Yes - a comma operator introduces a sequence point: the steps on the left must be complete before those on the right execute. There are a list of sequence points at http://en.wikipedia.org/wiki/Sequence_point - you should read this! (If you have to ask about side effects, then be careful in interpreting this answer - the "comma operator" is NOT invoked between function arguments, array initialisation elements etc.. The comma operator is relatively rarely used and somewhat obscure. Do some reading if you're not sure what the comma operator really is.)
2.Force compiler to not optimize side-effect-less statements
I assume you mean "side-effect-ful" statements. Compiler's are not obliged to support any such option. What behaviour would they exhibit if they tried? - the Standard doesn't define what they should do in such situations. Sometimes a majority of programmers might share an intuitive expectation, but other times it's really arbitary.

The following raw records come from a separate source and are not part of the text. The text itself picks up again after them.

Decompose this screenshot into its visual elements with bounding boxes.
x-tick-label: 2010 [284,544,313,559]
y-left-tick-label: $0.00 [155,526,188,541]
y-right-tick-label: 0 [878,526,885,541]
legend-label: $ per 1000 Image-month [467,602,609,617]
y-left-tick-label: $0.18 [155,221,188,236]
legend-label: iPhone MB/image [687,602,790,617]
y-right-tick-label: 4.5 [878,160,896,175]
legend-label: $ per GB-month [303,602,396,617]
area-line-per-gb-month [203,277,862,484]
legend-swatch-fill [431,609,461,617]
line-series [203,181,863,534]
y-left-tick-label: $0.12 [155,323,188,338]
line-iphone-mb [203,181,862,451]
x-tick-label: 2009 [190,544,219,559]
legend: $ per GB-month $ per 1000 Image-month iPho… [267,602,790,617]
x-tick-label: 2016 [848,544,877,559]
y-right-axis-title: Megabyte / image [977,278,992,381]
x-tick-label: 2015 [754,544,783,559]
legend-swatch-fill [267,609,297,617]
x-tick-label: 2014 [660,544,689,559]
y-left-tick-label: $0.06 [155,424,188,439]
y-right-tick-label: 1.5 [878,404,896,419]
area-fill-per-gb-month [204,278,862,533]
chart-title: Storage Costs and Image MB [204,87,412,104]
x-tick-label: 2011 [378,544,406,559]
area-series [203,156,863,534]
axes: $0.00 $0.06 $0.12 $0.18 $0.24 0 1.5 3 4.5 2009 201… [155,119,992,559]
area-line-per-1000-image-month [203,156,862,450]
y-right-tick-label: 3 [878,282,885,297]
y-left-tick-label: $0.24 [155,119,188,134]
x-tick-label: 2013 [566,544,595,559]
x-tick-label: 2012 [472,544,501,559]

3.Side effects when passing objects to function in C++
When calling a function, all the parameters must have been completely evaluated - and their side effects triggered - before the function call takes place. BUT, there are no restrictions on the compiler related to evaluating specific parameter expressions before any other. They can be overlapping, in parallel etc.. So, in f(expr1, expr2) - some of the steps in evaluating expr2 might run before anything from expr1, but expr1 might still complete first - it's undefined.
1.9.6
The observable behavior of the abstract machine is its sequence of
reads and writes to volatile data and calls to library I/O
functions.
A side-effect is anything that affects observable behavior.
Note that there are exceptions specified by the standard, where observable behavior doesn't have to conform to that of the abstract machine - see return value optimization, temporary copy elision.